George Orwell warned us, all those years ago, that all his talking animals were equal but some animals were more equal than others. Law of the nature; can’t change it, you see. So if some folks in our society have been able to elevate themselves from nobodies to royalties, some almost overnight, we needlessly envy them. Shouldn’t we all rather admire these hardy folks and look to follow on their footsteps to surefire success? They are indeed role models to be paraded in front of our kids: Look, this is how you become rich and famous without ever having to worry about how you get there.

They could also give our youngsters a lesson or two on how to successfully stifle shame, that useless emotion that’s well past its evolutionary sell-by date. His Highness Yadav was graced with (only) 60 million rupees by the government following an interview in Nagarik, where he literally begged to be treated at a “good place”. But if anyone should be ashamed it’s us, the common people, who want to drag down a royal personage to our own level, and who expect him to get treatment at our no-good hospitals. How cheap!

Have we forgotten all the horror stories coming out of them of late? 
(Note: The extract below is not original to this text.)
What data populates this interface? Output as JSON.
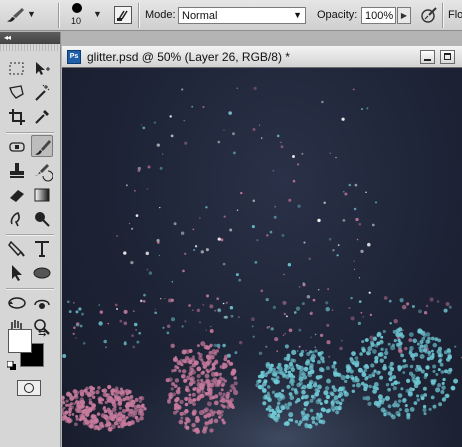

So let us all take this opportunity to wish Yadav the very best of luck as he embarks on his treatment in the US and hope that the wishes of millions of Nepalis who will be praying for his health and happiness come true. 

With monarchy now gone, there has been a veritable anarchy in the country. But they were soulless autocrats, weren’t these, those Shahs? Good riddance, I would say. Better to try to perverse the new royalty comprised of certified, if a little ailing, democrats.